Spectroscopy

It is available for MLatom to simulate different kinds of spectra. Here we will show how to use MLatom for power spectra and IR spectra.

Power spectra

MD trajectory can be used to generate the power spectra. Here we choose ethanol as example. To generate the power spectrum of ethanol in command line, we should prepare the input file ethanol_ps.inp and the auxiliary file ethanol_traj.h5 documenting the molecular dynamics trajectory of ethanol.

# ethanol_ps.inp
MD2vibr                     # Calculate vibrational spectrum from MD
trajH5MDin=ethanol_traj.h5  # Read MD trajectory
output=ps                   # Calculate power spectrum

Run it.

mlatom ethanol_ps.inp

Import a specific module in Python so that the result will appear in .png format.

from IPython.display import Image
Image(filename='ps.png')

IR spectra

MD trajectory can also be used to generate IR spectra. Similar with the power spectra, in command line we need to prepare the input file ethanol_ir.inp and the MD trajectory ethanol_traj.h5.

# ethanol_ir.inp
MD2vibr                     # Calculate vibrational spectrum from MD
trajH5MDin=ethanol_traj.h5  # Read MD trajectory
output=ir                   # Calculate infrared spectrum

Run the input file.

mlatom ethanol_ir.inp

Import a specific module in Python so that the result will appear in .png format.

from IPython.display import Image
Image(filename='ir.png')

There is the code for simulating IR spectra in Python.

You can see the spectrum (ir.png) in your folder after the computation is finished:

_images/ir-aiqm1.png

Below, for comparison, is the spectrum from the NIST database:

_images/ir-nist.png
import mlatom as ml

traj = ml.data.molecular_trajectory()
traj.load('ethanol_traj.h5',format='h5md')
dt = traj.steps[1].time - traj.steps[0].time
moldb = ml.data.molecular_database()
moldb.molecules = [each.molecule for each in traj.steps]

vib = ml.vibrational_spectrum(molecular_database=moldb, dt=dt)
vib.plot_infrared_spectrum(filename='ir_api.png')

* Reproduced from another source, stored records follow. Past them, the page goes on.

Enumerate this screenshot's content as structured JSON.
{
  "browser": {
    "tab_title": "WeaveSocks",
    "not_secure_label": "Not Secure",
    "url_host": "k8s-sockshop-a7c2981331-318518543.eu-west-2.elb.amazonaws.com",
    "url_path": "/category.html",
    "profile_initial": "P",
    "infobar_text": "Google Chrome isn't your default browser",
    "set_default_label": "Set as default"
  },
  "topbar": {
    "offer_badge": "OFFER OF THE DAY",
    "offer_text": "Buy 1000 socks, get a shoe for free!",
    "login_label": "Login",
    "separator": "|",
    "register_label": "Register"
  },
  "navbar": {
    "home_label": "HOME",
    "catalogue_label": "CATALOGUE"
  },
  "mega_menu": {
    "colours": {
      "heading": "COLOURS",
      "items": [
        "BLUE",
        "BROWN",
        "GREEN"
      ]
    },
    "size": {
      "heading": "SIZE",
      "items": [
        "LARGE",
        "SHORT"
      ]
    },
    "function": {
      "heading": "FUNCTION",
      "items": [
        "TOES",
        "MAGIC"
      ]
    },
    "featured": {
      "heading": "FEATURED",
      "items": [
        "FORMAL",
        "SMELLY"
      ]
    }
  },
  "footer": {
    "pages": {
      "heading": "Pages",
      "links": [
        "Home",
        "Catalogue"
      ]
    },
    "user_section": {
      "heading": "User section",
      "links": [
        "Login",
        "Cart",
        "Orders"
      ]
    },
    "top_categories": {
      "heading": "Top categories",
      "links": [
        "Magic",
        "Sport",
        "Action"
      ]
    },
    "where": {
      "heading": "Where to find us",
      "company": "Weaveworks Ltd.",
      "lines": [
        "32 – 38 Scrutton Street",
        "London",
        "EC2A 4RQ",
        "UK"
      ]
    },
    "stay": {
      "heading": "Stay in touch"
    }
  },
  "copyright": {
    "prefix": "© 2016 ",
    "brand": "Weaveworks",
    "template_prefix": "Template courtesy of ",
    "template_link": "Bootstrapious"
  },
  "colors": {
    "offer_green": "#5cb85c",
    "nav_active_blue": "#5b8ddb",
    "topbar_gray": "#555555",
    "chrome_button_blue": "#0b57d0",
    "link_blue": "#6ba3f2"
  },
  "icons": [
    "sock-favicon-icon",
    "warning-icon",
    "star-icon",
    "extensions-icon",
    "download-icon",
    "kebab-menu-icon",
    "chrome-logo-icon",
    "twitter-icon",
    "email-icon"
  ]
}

from IPython.display import Image
Image(filename='ir_api.png')

UV/vis absorption spectra

Machine learning can be used to greatly accelerate the calculation of precise UV/vis absorption spectra via nuclear ensemble approach (NEA) which typically requires many hundreds or thousands of expensive quantum mechanical calculations of excited states. MLatom supports such ML-accelerated NEA calculations as described in our paper.

The following example is from our book chapter.

MLatom input file:

cross-section
Nexcitations=30
plotQCNEA
plotQCSPC
deltaQCNEA=0.05

These calculations require many data files (reference excitation energies at TDDFT level). These data files are zipped and should be uploaded as a zip archive to the cloud computing as auxiliary file.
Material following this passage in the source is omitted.